Skinthin · 03/08/2023 08:05

Plumbuddle · 02/08/2023 22:09

Thank goodness that poster has left. There appears to be an unwillingness to accept that this man is not a loved one of the op. He's a problem she has to grapple with.

He may have whatever condition but it is not op's job to look after him by letting him touch her.

it is not op's job to look after him by letting him touch her

for the love of god would you stop. There is literally not a single person on this thread who has said OP should let him touch her. No one. Everyone agrees she must set that boundary if it’s making her uncomfortable.

Mummy08m · 03/08/2023 08:25

I'd go further, it's not op's job to assess him for dementia or even set the steps in motion to get him assessed.

She may wonder in her mind if it's dementia or not.

But there's zero she can do about it even if she decides it probably is. Op isn't close enough to fil to contact his doctor. The most she can do is suggest it to dh - which she has already done.

Furthermore, it's not even her obligation to do so.

I get on very well with my MIL, and also with my FIL although we are less close. But even if I thought one of them was unwell it'd be DH and his siblings who would coordinate any medical intervention, the most I'd do is suggest it to them. And vice versa if my mum was ill, that would be my responsibility not DH's (unless either of us was widowed and no other siblings etc).

It doesn't sound like OP owes FIL any favours anyway. She already hosts him for months or even a year at a time. More than enough.

TheWayoftheLeaf · 03/08/2023 09:01

OP just tell him. 'FIL I love having you here but would you mind not touching me? I'm not very touchy'

Mirabai · 03/08/2023 09:04

Rosscameasdoody · 02/08/2023 21:38

Mine won’t arrange house calls or appointments with anyone but the patient, their nominated representative or someone with LPA.

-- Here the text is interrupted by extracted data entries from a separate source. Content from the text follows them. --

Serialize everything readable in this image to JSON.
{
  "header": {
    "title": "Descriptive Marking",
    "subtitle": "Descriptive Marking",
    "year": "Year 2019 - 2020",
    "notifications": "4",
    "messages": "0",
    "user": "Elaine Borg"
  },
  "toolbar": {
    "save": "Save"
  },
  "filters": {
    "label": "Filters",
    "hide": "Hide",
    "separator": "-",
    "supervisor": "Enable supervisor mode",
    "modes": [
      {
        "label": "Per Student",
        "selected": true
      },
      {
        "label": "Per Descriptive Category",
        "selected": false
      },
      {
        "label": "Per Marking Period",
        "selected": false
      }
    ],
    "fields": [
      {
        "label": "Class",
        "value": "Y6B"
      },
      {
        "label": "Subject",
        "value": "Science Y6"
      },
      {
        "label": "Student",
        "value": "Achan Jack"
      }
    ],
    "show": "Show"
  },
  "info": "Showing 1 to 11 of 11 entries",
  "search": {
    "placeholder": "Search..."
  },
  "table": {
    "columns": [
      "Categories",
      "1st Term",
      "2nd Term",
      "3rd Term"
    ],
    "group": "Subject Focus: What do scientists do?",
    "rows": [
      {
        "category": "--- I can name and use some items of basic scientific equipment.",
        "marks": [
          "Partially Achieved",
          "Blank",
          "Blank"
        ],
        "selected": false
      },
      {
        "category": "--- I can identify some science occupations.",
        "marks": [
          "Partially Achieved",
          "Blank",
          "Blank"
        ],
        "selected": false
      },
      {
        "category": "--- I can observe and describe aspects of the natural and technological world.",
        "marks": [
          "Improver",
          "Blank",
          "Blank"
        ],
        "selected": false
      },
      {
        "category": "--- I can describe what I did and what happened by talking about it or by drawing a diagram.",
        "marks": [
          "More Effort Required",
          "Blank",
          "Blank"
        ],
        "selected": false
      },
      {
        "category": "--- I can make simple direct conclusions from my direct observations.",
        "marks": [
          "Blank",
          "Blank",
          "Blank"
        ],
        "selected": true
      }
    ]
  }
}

Well there were plenty of surgeries who will arrange appointments with carers, care homes and relatives even if LPA is not in place.

There are plenty of elderly people who don’t have LPAs either because they don’t have close relatives, they or their children didn’t perceive the need, or their relatives saw the need but they didn’t agree, or they didn’t get it done in time before they lost capacity.

These kind of rigid rules, however well intended, are part of the reason dementia patients fall between the cracks.

Mirabai · 03/08/2023 09:07

Rosscameasdoody · 02/08/2023 21:34

GPs shouldn’t be discussing anyone’s condition with anyone else without the express written permission of the patient, who has to nominate a representative. And no-one else can make a health related decision on behalf of someone with diminished capacity without lasting power of attorney or guardianship. If the patient lacks capacity to nominate someone then the office of the public guardian appoints someone independently.

If you read my post more carefully I didn’t speak of “discussing their condition” I specifically said that a relative can give the doctor information. The doctor can field that information but they can’t give any out. Nor am I talking about making “health decisions”.